Senin, 04 Maret 2013

Pertumbuhan Semu


Pertumbuhan Semu
Pande Radja Silalahi ;  Ekonom CSIS
SUARA KARYA, 04 Maret 2013


Tahun 2012 secara riil ekonomi Indonesia tumbuh sekitar 6,23 persen. Meskipun raihan ini di bawah target, namun bila dibandingkan dengan negara-negara lain, pertumbuhan ini relatif tinggi. Pertanyaannya, mengapa masyarakat tetap merasa tidak puas dan beranggapan pemerintah belum melaksanakan tugasnya dengan baik? Memasuki tahun politik 2013 ini, jawaban atas pertanyaan itu perlu dicari dan seyogianya ditemukan.

Tidak dapat dipungkiri, selama pemerintahan SBY, pertumbuhan ekonomi Indonesia relatif tinggi, mencapai sekitar 5,9 persen secara rata-rata setiap tahun selama periode 2004-2012. Namun, bila ditelaah lebih jauh ternyata perolehan pendapatan menjadi semakin pincang.

Bila tahun 2004 lalu, 40 persen penduduk dengan pendapatan terendah menerima sekitar 20,80 persen dari seluruh pendapatan; maka pada Maret 2012, kelompok masyarakat tersebut hanya menerima 16,98 persen dari seluruh pendapatan. Di sisi lain, 20 persen penduduk dengan pendapatan tertinggi memperoleh 42,07 persen dari seluruh pendapatan tahun 2004, pada Maret 2012 saham mereka telah mencapai 48,61 persen. Dengan perkembangan ini Gini Ratio Indonesia meningkat dari 0,32 tahun 2004 menjadi 0,41 pada 2012, suatu angka tertinggi dalam sejarah Indonesia.
Benar, jumlah penduduk miskin dapat ditekan dari 36,10 juta orang (16,66 persen dari jumlah penduduk) tahun 2004 menjadi sekitar 28,59 juta orang (11,66 persen dari jumlah penduduk) pada 2012. Namun, pengurangan penduduk miskin tampaknya tidak berarti banyak karena kepincangan semakin menganga.

Secara makro, kualitas pertumbuhan ekonomi Indonesia tidak memuaskan karena pertumbuhan ekonomi yang relatif pesat tidak dibarengi dengan pembagian pendapatan yang lebih baik.
Sudah berulang kali para analis atau ekonom di negeri ini mengusulkan agar subsidi harga bahan bakar minyak (BBM) yang sebagian terbesar dinikmati oleh penduduk tidak miskin ditata kembali dan dana yang ada dimanfaatkan untuk membangun infrastruktur ekonomi, terutama di pedesaan atau yang dekat dengan penduduk. Namun, sampai sekarang, kebijakan yang diterapkan ternyata semakin menjauhi rakyat miskin dan bahkan pada hal-hal tertentu justru menciptakan ekonomi biaya tinggi.

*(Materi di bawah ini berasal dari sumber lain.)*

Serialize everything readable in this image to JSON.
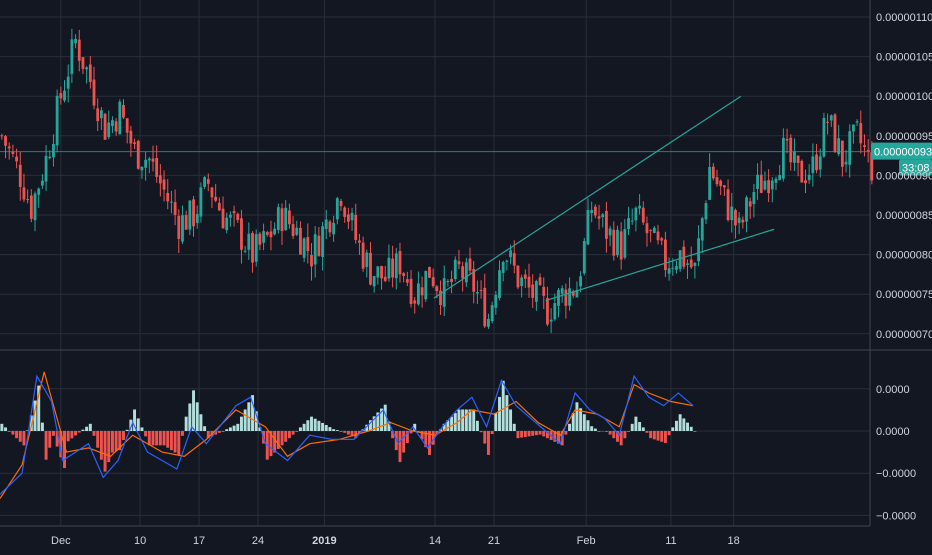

Di masa sebelum reformasi, pertumbuhan ekonomi yang tercipta mampu menciptakan lapangan kerja baru dalam jumlah signifikan. Selama periode 1993-2003, misalnya, ekonomi Indonesia tumbuh rata-rata sekitar 3 persen per tahun dan dalam periode tersebut mampu menciptakan lapangan kerja baru sebanyak 12.972.496 orang. Ini berarti setiap pertumbuhan ekonomi (GDP) sebesar 1 persen mampu menciptakan lapangan kerja bagi sekitar 371 ribu pekerja.

Tetapi, dalam periode pemerintahan SBY (2004-2012), walaupun ekonomi secara rata-rata tumbuh 5,9 persen per tahun, lapangan kerja yang tercipta sekitar 17.086.098 orang. Jadi, setiap pertumbuhan riil PDB sebesar 1 persen mampu menciptakan lapangan kerja dengan jumlah di bawah 300 ribu pekerja.

Selain itu, jumlah penduduk yang menggeluti sektor pertanian berkurang sekitar 1,7 juta, dari 40,6 juta tahun 2004 menjadi 38.9 pada Agustus 2012. Perkembangan ini menunjukkan, pertama, ekonomi Indonesia semakin pelit dalam menciptakan lapangan kerja. Kedua, pergeseran pekerja dari pertanian ke sektor lainnya tidak berjalan sesuai tuntutan yang ada.

Ketidakmampuan pemerintah menciptakan kegiatan ekonomi padat tenaga kerja selama beberapa tahun belakangan ini akan menjadi masalah yang sangat serius dalam beberapa tahun ke depan.